L’arnaque de l’information
Ah cette “industrie du mensonge”, c’est un sujet vaste, et je le traverse en zigzag sans savoir où donner de la tête : espionnage, introduction d’agents perturbateurs dans les ONG, faux témoignages, paroles d’experts inexistants, opinions d’associations bidons, faux rapports, campagnes de dénigrement, faux représentants…
Quant aux instigateurs, ne croyez pas qu’il ne s’agit que de grosses industries : ce sont aussi des dictateurs voulant se donner une bonne image en dehors de leurs frontières, des gouvernements voulant justifier une offensive militaire, des partis politiques voulant contrecarrer des projets de loi…

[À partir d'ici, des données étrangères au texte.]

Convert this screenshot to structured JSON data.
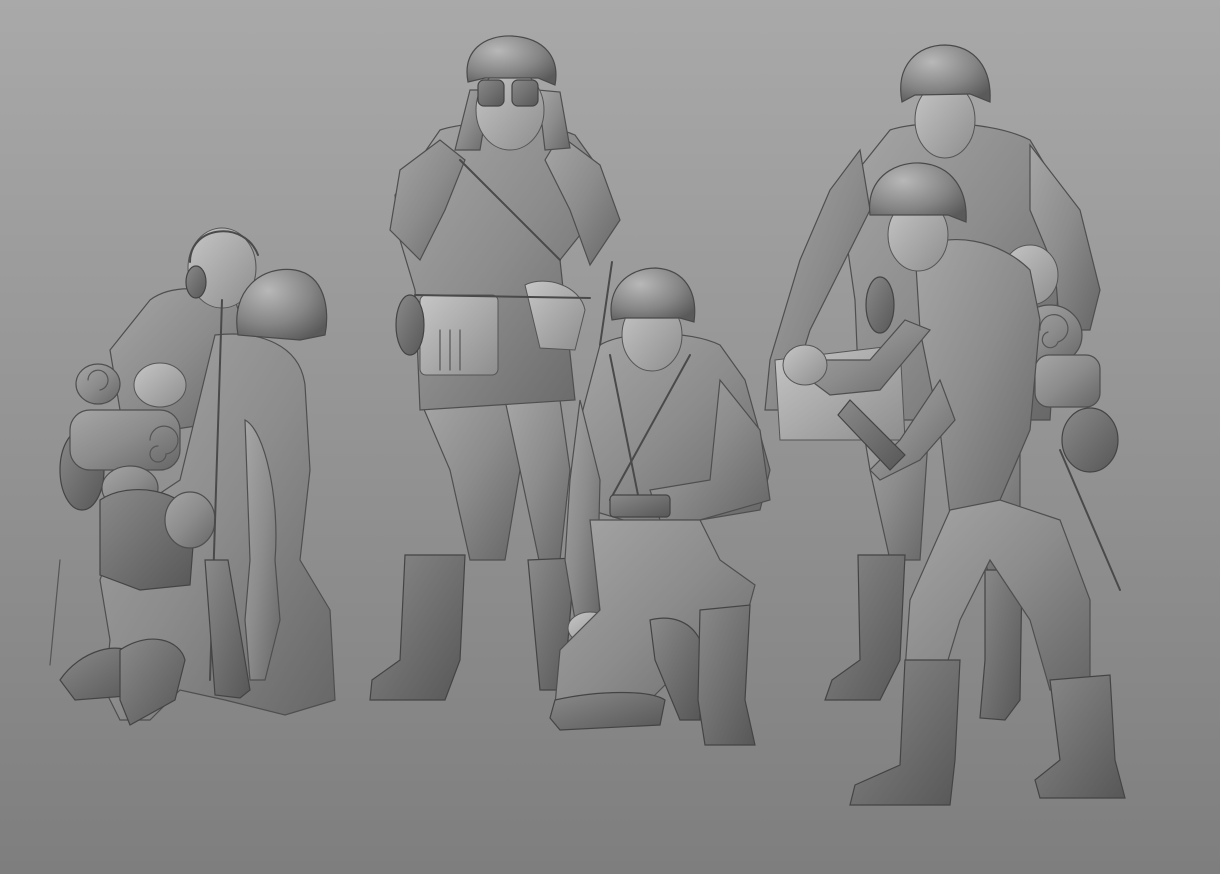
{
  "scene": {
    "background_top": "#a9a9a9",
    "background_bottom": "#7e7e7e",
    "clay_base": "#8c8c8c",
    "clay_shadow": "#5e5e5e",
    "clay_highlight": "#bdbdbd"
  },
  "figures": [
    {
      "name": "kneeling-radio-operator-pair"
    },
    {
      "name": "standing-soldier-with-binoculars"
    },
    {
      "name": "kneeling-soldier"
    },
    {
      "name": "officer-with-map-case"
    },
    {
      "name": "soldier-with-grenade"
    }
  ]
}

Quand je suis arrivé à la fin du livre, je me suis dit “certes, mais maintenant nous avons Internet, et donc accès à toute l’information que nous voulons pour nous faire une opinion”. C’était sans compter le dernier chapitre annexé à l’édition française, qui nous explique que la fausse information est introduite en masse, par les mêmes acteurs, et que par toutes les ficelles du référencement, celle-ci arrive en tête dans les moteurs de recherche !
Pauvre démocratie
J’ai refermé ce livre en me disant que, décidément, on ne mesure pas les moyens déployés pour forger nos idées. Certes, tout cela se passe principalement dans le pays le plus libéral de notre planète, mais celui-ci est souvent pris pour modèle et nous montre ce qu’il pourrait nous arriver. On est pour ou on est contre les principes de ce pays, mais je termine par un dernier fait qui justifie ma place dans le deuxième camp : près de la moitié des membres du Congrès, sénateurs et représentants sont millionnaires (p. 267). Ont-ils les mêmes intérêts que la population ? Permettez-moi d’en douter, et de conclure comme les auteurs qu’un autre pouvoir se substitue à la démocratie…
“L’industrie du mensonge” (John Stauber & Sheldon Rampton), Elements (Agone), 408 pages.